The wood for these beneficent noon-house fires was given by the farmers
of the congregation, a load by each well-to-do land-owner, if it were a
"society-house," and occasionally an apple-growing farmer gave a barrel of
"cyder" to supply internal instead of external warmth. Cider sold in 1782
for six shillings "Old Tenor" a barrel, so it was worth about the same
as the wood both in money value and calorific qualities. A hundred years
previously--in 1679--cider was worth ten shillings a barrel. In 1650, when
first made in America, it was a costly luxury, selling for L4 4s. a barrel.
That this thawed-out Sunday barrel of cider would prove invariably a source
of much refreshment, inspiration, solace, tongue-loosing, and blood-warming
to the chilled and shivering deacons, elders, and farmers who gathered in
the noon-house, any one who has imbibed that all-potent and intoxicating
beverage, oft-frozen "hard" cider, can fervently testify.

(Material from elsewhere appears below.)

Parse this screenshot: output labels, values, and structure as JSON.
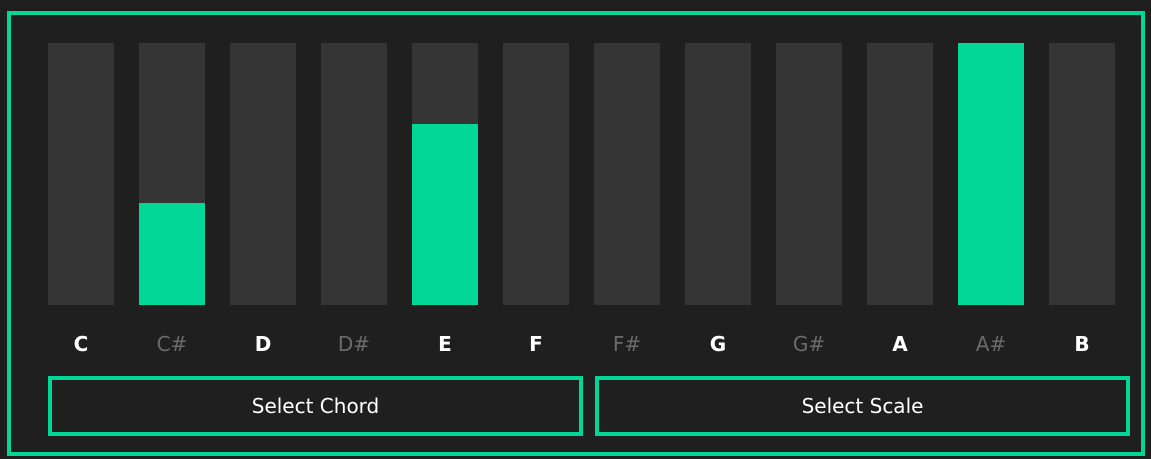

Sometimes a very opulent farmer having built a noon-house for his own and
his family's exclusive use, would keep in it as part of his "duds" a few
simple cooking utensils in which his wife or daughters would re-heat or
partially cook his noon-day Sabbath meal, and mix for him a hot toddy or
punch, or a mug of that "most insinuating drink"--flip. Flip was made of
home-brewed beer, sugar, and a liberal dash of Jamaica rum, and was mixed
with a "logger-head"--a great iron "stirring-stick" which was heated in the
fire until red hot and then thrust into the liquid.